Recherche
Chroniques
Xenakis | Aperghis, échanges retentissants
L’Ensemble Intercontemporain salue les deux grands musiciens grecs d’origine et français d’adoption par un programme rare incluant notamment les célèbres Rebonds du premier et une création mondiale du second.
L’homme est seul en scène. À sa disposition, de part et d’autre du plateau, deux groupes d’instruments de percussion, entassés. Ses bras s’élèvent dans le silence, restent un instant suspendus dans les airs, puis s’abattent. Le choc rauque envahit la salle de ses résonances boisées, captivant immédiatement l’attention de l’auditoire. Un rythme s’élève, lent, primal, chaque son plein d’une violence fulgurante. Le rythme s’accélère bientôt, chaud et sec, lancinant et dévastateur. Fasciné, on ne voit plus que le ballet hypnotisant des baguettes sur les peaux, tandis que les chocs profonds, les rythmes proliférant, prennent aux tripes. De cet homme attelé à ses instruments se dégage un magnétisme visuel saisissant. Allié à la transe physique primordiale du son qui vous emplit et vous ébranle, une émotion irrépressible d’une intensité inattendue vous étreint, impalpable, inarticulable. Bientôt, après une Coda à en perdre haleine, les peaux se taisent. La première partie de Rebonds est terminée, la parenthèse de temps suspendu s’est refermée. La seconde partie, jouée sur l’autre groupe d’instruments, commence d’emblée sur un ton frénétique, plus jouissive encore peut-être que la précédente, comme une course trépidante, une poursuite pleine de suspense, une excitation qui ne semble jamais vouloir se relâcher.
Rebonds exige du soliste un engagement physique et une virtuosité hors du commun. La performance de Gilles Durot, musicien de vingt-six ans récemment sorti de la classe de Michel Cerutti au CNSM de Paris, n’en est que plus hallucinante : si on put le sentir un brin hésitant au début, il a rapidement pris ses aises et nous a gratifié d’une exécution à couper le souffle.
Aux rythmes de Rebonds, Georges Aperghis, qui fut brièvement disciple de Xenakis, répond avec les bavardages pleins d’humour et de gravité d’Happiness Daily, crée en seconde partie. La pièce en son début évoque l’un des Tableaux d’une exposition (Moussorgski), Le marché à Limoges, photographie sonore d’une place grouillant de monde. Partout les gens discutent, jacassent, papotent et caquètent et de cette vie se détachent par instants, cristallins dans l’air frais du matin, des éclats de voix, exclamations, rires ou questions.
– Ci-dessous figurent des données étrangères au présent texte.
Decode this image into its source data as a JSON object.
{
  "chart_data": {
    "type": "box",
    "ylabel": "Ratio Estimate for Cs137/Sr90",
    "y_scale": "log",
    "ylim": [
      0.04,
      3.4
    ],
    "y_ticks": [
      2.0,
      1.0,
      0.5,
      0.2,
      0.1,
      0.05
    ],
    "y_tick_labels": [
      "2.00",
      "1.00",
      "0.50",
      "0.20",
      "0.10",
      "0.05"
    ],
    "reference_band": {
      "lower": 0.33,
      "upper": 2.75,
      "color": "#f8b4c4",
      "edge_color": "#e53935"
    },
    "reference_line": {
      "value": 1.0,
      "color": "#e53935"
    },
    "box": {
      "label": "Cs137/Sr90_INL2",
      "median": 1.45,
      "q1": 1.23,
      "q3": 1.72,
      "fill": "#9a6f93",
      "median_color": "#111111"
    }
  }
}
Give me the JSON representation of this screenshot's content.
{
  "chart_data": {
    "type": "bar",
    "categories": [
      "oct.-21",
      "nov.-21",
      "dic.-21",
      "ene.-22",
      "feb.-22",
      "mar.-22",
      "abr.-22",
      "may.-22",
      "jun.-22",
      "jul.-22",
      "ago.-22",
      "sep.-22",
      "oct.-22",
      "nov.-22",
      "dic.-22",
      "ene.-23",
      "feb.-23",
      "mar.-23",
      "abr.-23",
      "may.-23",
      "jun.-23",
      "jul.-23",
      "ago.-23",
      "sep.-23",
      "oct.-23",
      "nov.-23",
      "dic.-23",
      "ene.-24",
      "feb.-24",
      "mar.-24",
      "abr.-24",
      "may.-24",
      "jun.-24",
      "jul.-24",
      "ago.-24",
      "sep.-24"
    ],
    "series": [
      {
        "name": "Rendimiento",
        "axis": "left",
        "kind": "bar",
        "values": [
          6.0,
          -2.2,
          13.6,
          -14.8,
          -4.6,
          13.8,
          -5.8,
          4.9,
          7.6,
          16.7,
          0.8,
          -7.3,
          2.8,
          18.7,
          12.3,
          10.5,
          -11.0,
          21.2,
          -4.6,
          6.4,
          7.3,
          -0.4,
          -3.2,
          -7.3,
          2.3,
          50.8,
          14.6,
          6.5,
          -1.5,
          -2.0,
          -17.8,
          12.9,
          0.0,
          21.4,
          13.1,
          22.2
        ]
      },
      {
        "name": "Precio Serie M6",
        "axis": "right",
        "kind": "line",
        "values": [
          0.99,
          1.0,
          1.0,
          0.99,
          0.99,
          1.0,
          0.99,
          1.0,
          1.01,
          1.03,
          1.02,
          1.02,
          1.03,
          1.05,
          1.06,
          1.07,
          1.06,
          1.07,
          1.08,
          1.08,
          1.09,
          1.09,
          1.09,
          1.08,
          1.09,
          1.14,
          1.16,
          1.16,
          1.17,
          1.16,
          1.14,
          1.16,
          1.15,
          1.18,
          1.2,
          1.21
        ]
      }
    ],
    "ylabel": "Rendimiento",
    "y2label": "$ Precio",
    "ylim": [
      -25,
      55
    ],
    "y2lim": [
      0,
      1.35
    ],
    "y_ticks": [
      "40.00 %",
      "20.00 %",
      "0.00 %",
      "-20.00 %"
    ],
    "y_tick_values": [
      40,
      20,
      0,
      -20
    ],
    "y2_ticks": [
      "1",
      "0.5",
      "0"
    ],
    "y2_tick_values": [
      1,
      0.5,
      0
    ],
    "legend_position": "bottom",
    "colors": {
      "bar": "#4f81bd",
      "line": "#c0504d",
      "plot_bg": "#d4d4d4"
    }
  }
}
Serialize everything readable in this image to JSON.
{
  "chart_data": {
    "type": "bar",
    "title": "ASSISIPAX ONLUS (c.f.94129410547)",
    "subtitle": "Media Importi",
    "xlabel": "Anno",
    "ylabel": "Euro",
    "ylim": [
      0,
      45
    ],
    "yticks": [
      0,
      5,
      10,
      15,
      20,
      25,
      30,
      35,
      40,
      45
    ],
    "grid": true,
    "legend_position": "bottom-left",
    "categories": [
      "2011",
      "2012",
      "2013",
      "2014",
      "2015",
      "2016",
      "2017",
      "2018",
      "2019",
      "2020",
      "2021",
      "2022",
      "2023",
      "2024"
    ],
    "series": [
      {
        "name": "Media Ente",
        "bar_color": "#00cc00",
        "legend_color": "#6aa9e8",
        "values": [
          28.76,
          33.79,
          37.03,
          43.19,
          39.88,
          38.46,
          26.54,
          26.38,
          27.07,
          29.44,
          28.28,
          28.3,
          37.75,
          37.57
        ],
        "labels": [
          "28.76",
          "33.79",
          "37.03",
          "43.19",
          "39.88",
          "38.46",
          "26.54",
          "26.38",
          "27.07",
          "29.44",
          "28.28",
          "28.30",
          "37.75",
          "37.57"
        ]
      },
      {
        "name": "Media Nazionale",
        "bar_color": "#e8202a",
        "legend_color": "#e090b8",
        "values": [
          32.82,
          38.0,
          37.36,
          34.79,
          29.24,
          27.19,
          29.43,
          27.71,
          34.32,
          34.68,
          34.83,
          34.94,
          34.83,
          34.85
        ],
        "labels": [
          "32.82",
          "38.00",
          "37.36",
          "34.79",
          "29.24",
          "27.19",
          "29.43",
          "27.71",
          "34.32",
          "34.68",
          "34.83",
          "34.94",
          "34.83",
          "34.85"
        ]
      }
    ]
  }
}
Ainsi jaillissent, au dessus du brouhaha ambiant généré par l’ensemble instrumental qui les accompagne sous la direction de Ludovic Morlot, les voix joyeuses et claires, aigues et aiguisées, de Donatienne Michel-Dansac (soprano) et Marianne Pousseur (mezzo-soprano). Aussitôt articulées, ces exclamations sont englouties, reprises, rattrapées par la rumeur incessante. Ce sont des phrases banales, anodines, comme on en dit toute la journée. Mais, à force de répétition, ces propos légers, futiles ou graves se déforment. On se perd dans leurs syllabes permutantes et leurs sons désarrangés deviennent peu à peu délirants.
Au milieu de ce joyeux désordre surgit soudain une voix plus calme : celle de Flaubert, avec de courts extraits de Madame Bovary, juxtaposant la tragique banalité de ses amours à la nudité des expressions toute faites qui constituent le tissu sonore de la pièce. La pièce se conclut sur un ton à la fois plus paisible et plus sombre, par deux phrases mélancoliques en contrepoint, entrecoupées de rires tristes : « nous avons tout dit, il en reste encore, je suis déjà loin, juste une dernière chose, de l’autre côté, toujours plus loin, nous n’avons plus rien, il reste une dernière chose à dire ». Encore un banal « À chaque jour son bonheur » suivi d’un dernier sursaut de rire, et Aperghis nous abandonne à l’indifférence quotidienne.